City-Owned car parked in the daylight, and and pedestrian zones one day after SFMTA Board passed the resolution removing curb rights from property owners.
Day One After the SFMTA Board passed the Scoot Resolution giving Scoot a license to park at will FOR FREE on our city streets, including in our RPP zones, and in the painted red zones “curb cuts” next to our driveways, that they like to ticket us for parking in, a homeowner snapped the above photos of a city-owned vehicle “Air quality control” vehicle in a driveway on the corner, overlapping both the pedestrian intersection and the “daylight” on the corner, making it difficult to see around the corner and drive in and out of the driveway.
This was on Wednesday, one of the spare-the-air days, so SFMTA is breaking a lot of their rules here by allowing this car out on the street on a spare-the-air day, when their employees could easily take a ride on one of the many Muni lines in this transit rich area, and stand on the street corner to do their counts.
After shooting the photos, The homeowner approached the car, tapped on the closed window. to get it rolled down, and told the driver he couldn’t park in the driveway on the corner. He said, and I quote, “We have work to do and there is a parking problem here.”
After accusing the guy of being sent here to gather data to remove more parking on 17th Street, the resident pointed out a parking space across the street and let him know that there was ample shade over there so he could park and stand in the shade and do his job without being a nuisance. He ignored the request to move.
What did we learn this week?
We learned that the SFMTA Board has quietly removed our rights to park across our driveways without any public comment or discourse, in spite of warnings by Supervisor Fewer, SFMTA Director Ed Reiskin, and Board members Heineki and Hsu, that it may backfire on the Scoot program to throw so many wrenches into the works at one time.
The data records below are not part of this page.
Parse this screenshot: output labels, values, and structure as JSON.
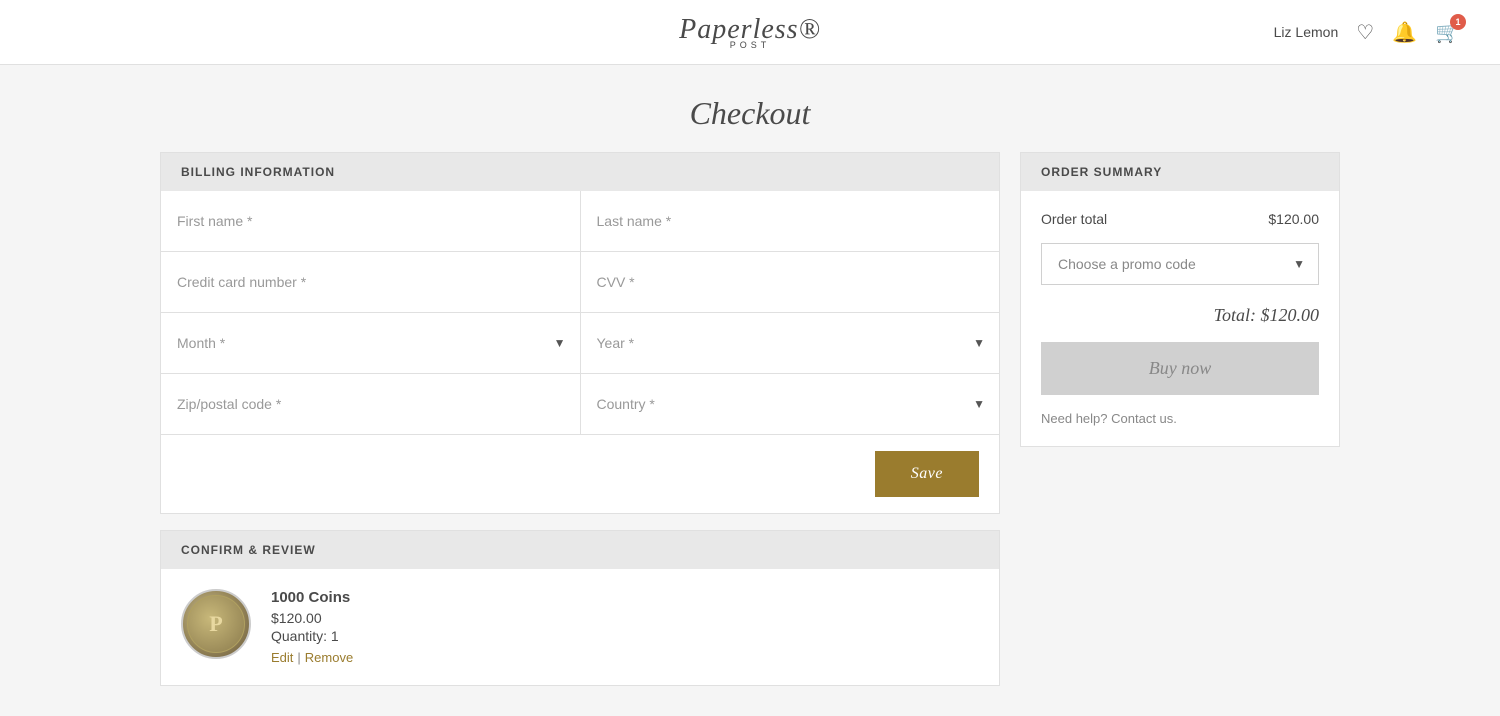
{
  "header": {
    "username": "Liz Lemon",
    "cart_badge": "1"
  },
  "logo": {
    "name": "Paperless®",
    "sub": "POST"
  },
  "page": {
    "title": "Checkout"
  },
  "billing": {
    "section_label": "BILLING INFORMATION",
    "first_name_placeholder": "First name *",
    "last_name_placeholder": "Last name *",
    "credit_card_placeholder": "Credit card number *",
    "cvv_placeholder": "CVV *",
    "month_placeholder": "Month *",
    "year_placeholder": "Year *",
    "zip_placeholder": "Zip/postal code *",
    "country_placeholder": "Country *",
    "save_label": "Save"
  },
  "confirm": {
    "section_label": "CONFIRM & REVIEW",
    "product_name": "1000 Coins",
    "product_price": "$120.00",
    "product_qty": "Quantity: 1",
    "edit_label": "Edit",
    "remove_label": "Remove"
  },
  "order_summary": {
    "section_label": "ORDER SUMMARY",
    "order_total_label": "Order total",
    "order_total_amount": "$120.00",
    "promo_placeholder": "Choose a promo code",
    "total_text": "Total: $120.00",
    "buy_label": "Buy now",
    "help_text": "Need help?",
    "contact_text": "Contact us."
  }
}
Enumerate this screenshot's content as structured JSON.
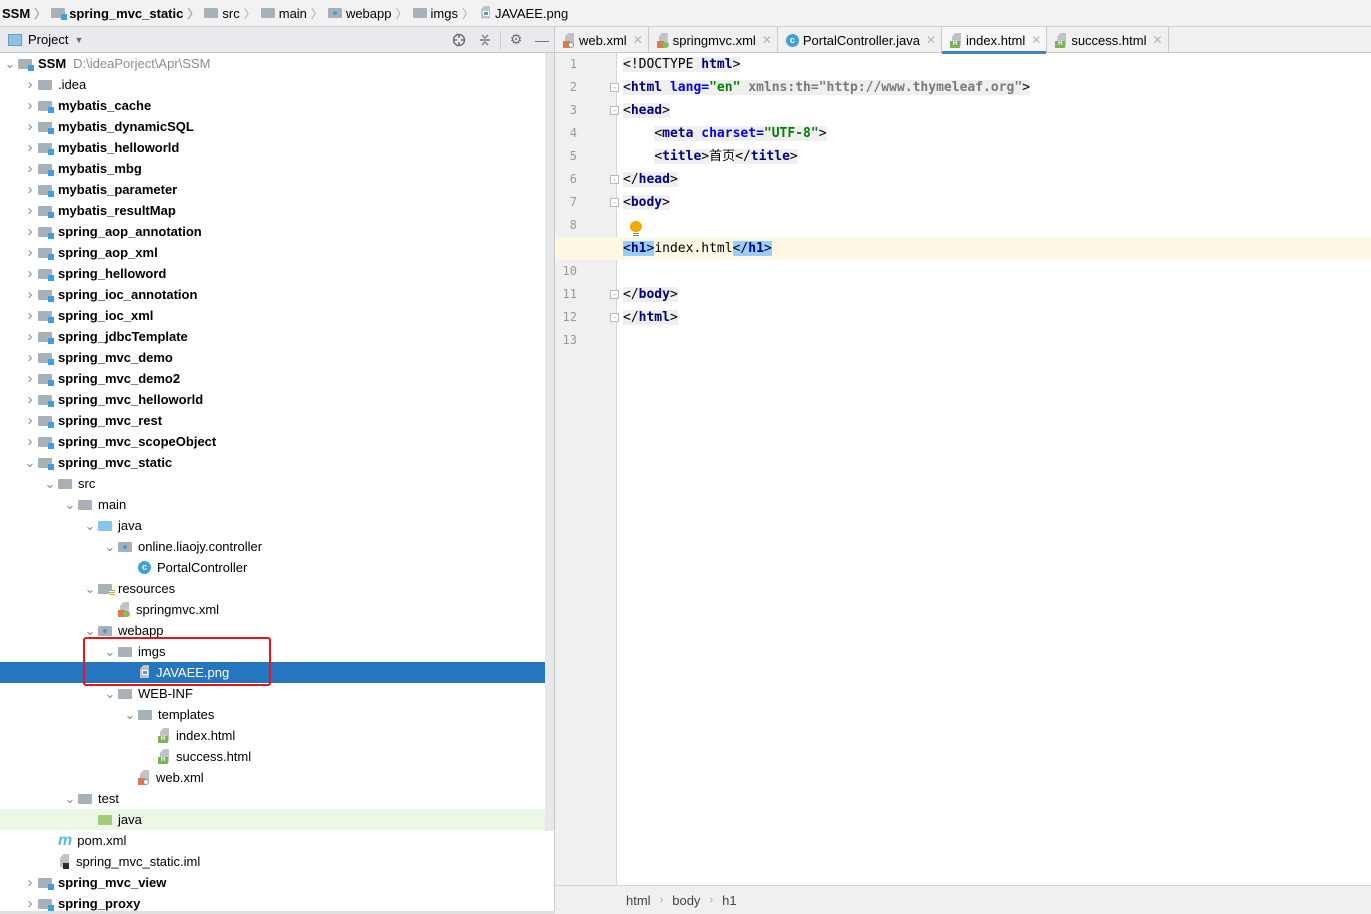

RESIDENTS may respond negatively to the Scoot program.
How do you feel about removal of curb rights for property owners?
The reasons given and the conversation about turning day-light parking areas over to Scoot are pretty infuriating. Thornley and Brikman got into a conversation about “curb rights” for property owners that have fed the SFMTA ticket machine for decades as they handed out tickets when owners complained. Thornley said SFPark, his baby, has been thinking of using corner areas for Scoots and shared cars and Brinkman decided now is as good a time as ever to change the tradition of curb rights for property owners.
A lot more was said but, the bottom line is that SFMTA pulled a Lucy by removing public parking rights under the guise of safety and is now turning those rights over to the private share enterprises that we are being inundate with in the name of clean air, safety, and you name it.
Why did the media not report this?
To their credit, there was a lot to report from the SFMTA Board meeting of June 20, 2017. They caught the big stories that required some digging to do a proper job on. I’m sure there will be plenty of complaints and negative Scoot stories out in no time. The SFMTA is testing our tolerance levels, putting Scoot in the cross-hairs, making Scoot the canary in the coal mine.
It is time for property owners, residents and merchants to rise to the occasion and demand a reversal of this plan. Call your supervisor and request a public hearing on this issue. If you object to corporate giveaways to the disruptive technologies that are killing the cultures of our city through gentrification and displacement, avoid Scoot and let the owners know why you are avoiding Scoot. Pedestrian groups that supported day-lighting may have something to say about this as well as property owners since their protections are on the line.
Get your concerns into the Board, Ed Reiskin and your supervisors when you see something wrong. Complaint programs are explained here: https://metermadness.wordpress.com/sfpark-compaints/
Many complaints about the way this meeting was conducted. People are looking into the manner in which the resolutions and amendments were passed. People who were there were not sure what happened and looking at the tape doesn’t make it any clearer.